8100 (BEVs and PHEVs)

68 (September 2017)

Sweden

8030(2016)

21,290 (2016)

8 (May 2016)

California

139,600 (2016)

128,863 (2016)

1600 (April 2017)

 

Numerous
reasons contribute to the higher number of BEVs and PHEVs compared to FCVs. There are more models of BEVs and PHEVs available
for purchase. Governments have longer incentivized the purchase of BEVs and PHEVs compared to FCVs. BEVs and PHEVs also have generally lower prices compared to
FCVs. As there are more subsidies for BEV purchases all over the world compared
to FCVs, BEV manufacturers have bigger markets for mass production of their
vehicles. BEVs and PHEVs also have better consumer acceptability compared to
FCV because of the concerns about the hydrogen stored in a FCV. BEVs and PHEVs also don’t need extensive
refueling infrastructure at the first stages of deployment like FCVs and BEV
and PHEV owners can charge their vehicles at home.

Out of the ten
countries/jurisdictions investigated in this work, six of them provide higher
purchase subsidy for FCVs compared to BEVs and PHEVs. These countries and
jurisdictions are Japan, South Korea,
China, Denmark, Norway, and California. In four of the countries/jurisdictions
investigated in this work, purchase subsidies are allocated based on GHG a
vehicle emits. Since BEVs and FCVs emit no GHG emission while being driven,
they receive the same amount of purchase subsidy in the UK, Germany, France,
and Sweden. 

Based on the
purchase subsidy values, it seems that generally
European countries (except for Scandinavian countries Denmark and Norway) tend
to support EVs based on their emissions.

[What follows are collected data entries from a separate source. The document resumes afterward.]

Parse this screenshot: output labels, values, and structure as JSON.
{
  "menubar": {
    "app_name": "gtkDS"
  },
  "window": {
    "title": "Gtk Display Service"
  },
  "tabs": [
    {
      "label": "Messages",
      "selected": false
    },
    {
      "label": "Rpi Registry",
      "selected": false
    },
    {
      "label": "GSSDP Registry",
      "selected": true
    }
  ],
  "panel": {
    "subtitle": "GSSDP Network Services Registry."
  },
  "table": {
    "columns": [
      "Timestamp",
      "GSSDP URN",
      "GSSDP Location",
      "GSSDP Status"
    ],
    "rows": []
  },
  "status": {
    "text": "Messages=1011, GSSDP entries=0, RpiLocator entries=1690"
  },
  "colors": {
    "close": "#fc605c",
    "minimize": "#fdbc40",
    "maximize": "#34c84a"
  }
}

Using this method, BEVs and FCVs will
receive the same purchase subsidies. 
However, Denmark and Norway alongside the state of California and all three eastern Asia countries considered
in this work provide higher purchase subsidies for FCVs compared to purchase
subsidies for BEVs.

Although some researchers such as Zhang et al. 10
believe that designing incentives based on the amount
of CO2 emissions is a good approach, it should be noted that this method of incentivizing is
greatly in favor of BEVs and against FCVs. This
is because of the price difference between BEVs and FCVs. Table
29
shows the price of selected electric vehicles. As
it can be seen in the table, BEVs are comparable to PHEVs while FCVs are
generally more expensive than both BEVs and PHEVs (All three types of vehicles
include a price range, for instance, EVs may range from 30,000 to 41000 USD while
PHEVs may range from

33,000 to 48,000 US$) while they provide options such
as long driving ranges and can be used for long-distance travels (with the
condition of availability of enough HRSs).